Больной меня понял, но не знает, как выполнить требование. Он растерянно топчется на невысоком табурете, трясет лохмотьями и пристально вглядывается в пол, вымытый хлорной известью и потом еще выскобленный стеклом — пол тускло светится, как свежеснесенное яичко, и кажется полупрозрачным. Но до него сорок сантиметров! Пропасть, которая пугает своей непонятной глубиной… Больной просто не может сообразить, что нужно сделать, чтобы слезть вниз: он балансирует вытянутыми руками и, наконец, равнодушно замирает и стоит на табурете, не шевелясь и полузакрыв глаза, изображая собой живой памятник Голоду.
— Очумел законно, деменция с адинамией, — поясняет Петька сидящим на полу новичкам, пока я делаю себе заметки. — Но раз высушен, значит еще поживет. И как он раньше к нам не попал? Завалялся в бригаде ослабленных, што-ли? Тута бригадир виноватый, да, доктор? Этому и наши котлеты не помогут — нет ворсы в кишках, поняли, ребята? Я на «трех де» насобачился до ужаса — диагноз ставлю с ходу!

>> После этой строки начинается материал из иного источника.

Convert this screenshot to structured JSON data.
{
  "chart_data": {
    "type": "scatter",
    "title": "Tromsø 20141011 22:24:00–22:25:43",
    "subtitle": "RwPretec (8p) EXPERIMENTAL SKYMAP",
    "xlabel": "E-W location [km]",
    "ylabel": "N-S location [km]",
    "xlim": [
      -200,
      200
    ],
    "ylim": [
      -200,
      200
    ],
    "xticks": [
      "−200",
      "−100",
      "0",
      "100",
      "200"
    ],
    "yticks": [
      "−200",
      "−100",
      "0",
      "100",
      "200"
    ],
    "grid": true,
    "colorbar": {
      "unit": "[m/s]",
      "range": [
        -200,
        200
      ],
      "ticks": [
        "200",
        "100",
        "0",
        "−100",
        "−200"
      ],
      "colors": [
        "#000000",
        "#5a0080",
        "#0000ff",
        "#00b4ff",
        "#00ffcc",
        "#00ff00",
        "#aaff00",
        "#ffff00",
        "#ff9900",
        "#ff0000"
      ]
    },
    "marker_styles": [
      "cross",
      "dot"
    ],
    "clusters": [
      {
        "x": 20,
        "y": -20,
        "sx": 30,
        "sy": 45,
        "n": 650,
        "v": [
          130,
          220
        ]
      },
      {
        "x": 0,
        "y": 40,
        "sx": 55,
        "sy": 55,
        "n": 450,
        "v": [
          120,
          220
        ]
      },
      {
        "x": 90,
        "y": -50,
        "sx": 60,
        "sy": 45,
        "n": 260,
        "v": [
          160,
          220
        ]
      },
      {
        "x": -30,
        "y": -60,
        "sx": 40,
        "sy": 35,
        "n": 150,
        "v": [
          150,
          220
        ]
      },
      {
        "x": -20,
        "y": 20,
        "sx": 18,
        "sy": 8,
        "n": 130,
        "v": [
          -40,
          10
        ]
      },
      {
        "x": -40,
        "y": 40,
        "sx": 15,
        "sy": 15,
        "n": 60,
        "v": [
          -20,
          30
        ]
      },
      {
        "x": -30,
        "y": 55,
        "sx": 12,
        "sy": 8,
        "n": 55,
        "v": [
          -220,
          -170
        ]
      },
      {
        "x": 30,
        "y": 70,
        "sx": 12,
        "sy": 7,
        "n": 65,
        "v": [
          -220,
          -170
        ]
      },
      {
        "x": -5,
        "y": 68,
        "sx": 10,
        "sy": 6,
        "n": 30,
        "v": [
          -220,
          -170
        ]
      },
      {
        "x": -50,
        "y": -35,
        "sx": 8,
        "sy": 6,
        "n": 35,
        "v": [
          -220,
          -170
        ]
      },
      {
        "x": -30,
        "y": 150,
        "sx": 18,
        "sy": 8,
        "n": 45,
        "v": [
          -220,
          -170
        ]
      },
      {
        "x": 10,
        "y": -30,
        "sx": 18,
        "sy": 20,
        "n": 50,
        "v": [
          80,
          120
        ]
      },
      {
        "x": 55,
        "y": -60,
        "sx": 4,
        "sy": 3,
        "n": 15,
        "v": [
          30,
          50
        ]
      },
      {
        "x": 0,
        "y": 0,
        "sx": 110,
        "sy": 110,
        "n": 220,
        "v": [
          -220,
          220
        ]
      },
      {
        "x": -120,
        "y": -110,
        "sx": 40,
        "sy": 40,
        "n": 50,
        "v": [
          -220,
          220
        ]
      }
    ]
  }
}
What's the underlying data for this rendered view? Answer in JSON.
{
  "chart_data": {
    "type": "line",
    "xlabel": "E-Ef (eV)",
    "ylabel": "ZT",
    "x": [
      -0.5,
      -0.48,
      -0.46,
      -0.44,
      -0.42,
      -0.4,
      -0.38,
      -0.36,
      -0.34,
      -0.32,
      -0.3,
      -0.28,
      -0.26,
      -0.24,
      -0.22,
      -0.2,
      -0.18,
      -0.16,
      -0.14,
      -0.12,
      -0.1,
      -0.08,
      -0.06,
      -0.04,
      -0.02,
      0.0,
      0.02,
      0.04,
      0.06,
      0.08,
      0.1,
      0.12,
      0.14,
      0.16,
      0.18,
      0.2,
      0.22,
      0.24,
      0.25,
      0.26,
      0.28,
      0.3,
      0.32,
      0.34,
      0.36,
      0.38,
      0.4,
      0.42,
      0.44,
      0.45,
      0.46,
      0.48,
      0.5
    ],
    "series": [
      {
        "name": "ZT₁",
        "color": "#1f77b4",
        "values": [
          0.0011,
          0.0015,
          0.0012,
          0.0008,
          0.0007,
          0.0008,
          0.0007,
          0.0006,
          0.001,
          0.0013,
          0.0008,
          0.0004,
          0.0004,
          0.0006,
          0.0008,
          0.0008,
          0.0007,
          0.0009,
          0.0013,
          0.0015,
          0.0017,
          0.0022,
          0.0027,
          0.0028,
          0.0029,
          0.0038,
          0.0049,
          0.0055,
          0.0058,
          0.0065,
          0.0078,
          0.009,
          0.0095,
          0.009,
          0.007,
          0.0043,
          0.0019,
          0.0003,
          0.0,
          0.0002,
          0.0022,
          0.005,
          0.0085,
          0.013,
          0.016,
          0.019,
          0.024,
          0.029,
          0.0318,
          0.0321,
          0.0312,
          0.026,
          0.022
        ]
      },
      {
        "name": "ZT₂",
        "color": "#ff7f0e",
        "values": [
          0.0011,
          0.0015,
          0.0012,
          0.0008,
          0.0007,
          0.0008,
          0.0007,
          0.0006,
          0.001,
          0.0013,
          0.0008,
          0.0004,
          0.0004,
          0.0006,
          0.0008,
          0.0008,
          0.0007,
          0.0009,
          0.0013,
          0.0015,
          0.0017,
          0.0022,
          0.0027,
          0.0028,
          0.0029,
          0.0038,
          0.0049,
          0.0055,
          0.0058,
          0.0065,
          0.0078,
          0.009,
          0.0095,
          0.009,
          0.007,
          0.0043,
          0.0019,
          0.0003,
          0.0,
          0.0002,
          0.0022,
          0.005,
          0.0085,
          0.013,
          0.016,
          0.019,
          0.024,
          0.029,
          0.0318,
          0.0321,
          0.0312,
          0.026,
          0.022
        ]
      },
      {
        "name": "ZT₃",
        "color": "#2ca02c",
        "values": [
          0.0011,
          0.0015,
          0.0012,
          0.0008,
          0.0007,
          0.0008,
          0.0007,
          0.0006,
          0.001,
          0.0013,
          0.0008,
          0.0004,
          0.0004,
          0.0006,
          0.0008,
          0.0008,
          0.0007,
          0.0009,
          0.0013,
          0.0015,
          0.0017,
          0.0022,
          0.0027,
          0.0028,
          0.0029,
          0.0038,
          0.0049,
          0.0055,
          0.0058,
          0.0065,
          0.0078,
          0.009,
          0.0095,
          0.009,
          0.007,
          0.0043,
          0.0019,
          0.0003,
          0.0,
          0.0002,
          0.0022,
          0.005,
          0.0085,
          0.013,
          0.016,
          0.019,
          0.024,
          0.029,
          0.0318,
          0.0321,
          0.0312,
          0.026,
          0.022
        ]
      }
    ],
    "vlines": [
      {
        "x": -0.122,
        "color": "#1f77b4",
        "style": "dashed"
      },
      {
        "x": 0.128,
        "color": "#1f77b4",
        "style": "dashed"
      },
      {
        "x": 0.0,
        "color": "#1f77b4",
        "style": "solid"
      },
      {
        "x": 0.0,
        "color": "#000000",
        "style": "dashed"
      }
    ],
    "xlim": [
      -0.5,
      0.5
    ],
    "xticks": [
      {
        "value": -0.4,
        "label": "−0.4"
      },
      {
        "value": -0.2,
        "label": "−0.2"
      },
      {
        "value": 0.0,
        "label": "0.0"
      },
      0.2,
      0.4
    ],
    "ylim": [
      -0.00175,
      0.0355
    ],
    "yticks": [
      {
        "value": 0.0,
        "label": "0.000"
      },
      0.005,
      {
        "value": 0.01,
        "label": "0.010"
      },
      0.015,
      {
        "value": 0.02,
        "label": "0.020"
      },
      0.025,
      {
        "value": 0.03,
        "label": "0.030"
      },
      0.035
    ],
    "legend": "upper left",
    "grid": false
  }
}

И так они ползут один за другим. Их не много, но добиться ответов на вопросы невозможно, здесь терапевт находится в положении педиатра или психиатра — ему нужно думать самому и понимать больного без слов. Но иногда попадаются и более редкие случаи.
— У отечника, которого вы, доктор, давеча сами притащили с помойки, температура 39,8, - докладывает Буся. — Он наш, барачный. Лежит на нарах.
— Петька, ты его хоть обтер?
— Да как сказать? Смотреть можно. Выдержите!
Мы втроем находим место и лезем на нары. Темно. Запах такой острый, что режет в носу, как ножом. «Да, это, брат, не уборная, здеся не будешь прохлаждаться!» — бормочет Петька и начинает ворочать человека, похожего на стокилограммовый бурдюк с водой, одетый в мокрое, скользкое тряпье. Буся светит коптилкой. Я разгребаю трубочкой тряпье и ныряю туда лицом. В легких у больного сравнительно чисто. Сердце работает ускоренно, но ритмично. Живот вздут — безболезненный. В чем же дело? Вчетвером мы вытаскиваем больного в проход и потом несем в мою кабинку. Я шпателем раскрываю рот и нахожу на нижней десне справа небольшое черное пятнышко, от которого по внутренней поверхности щеки к углу рта поползло бурое ответвление.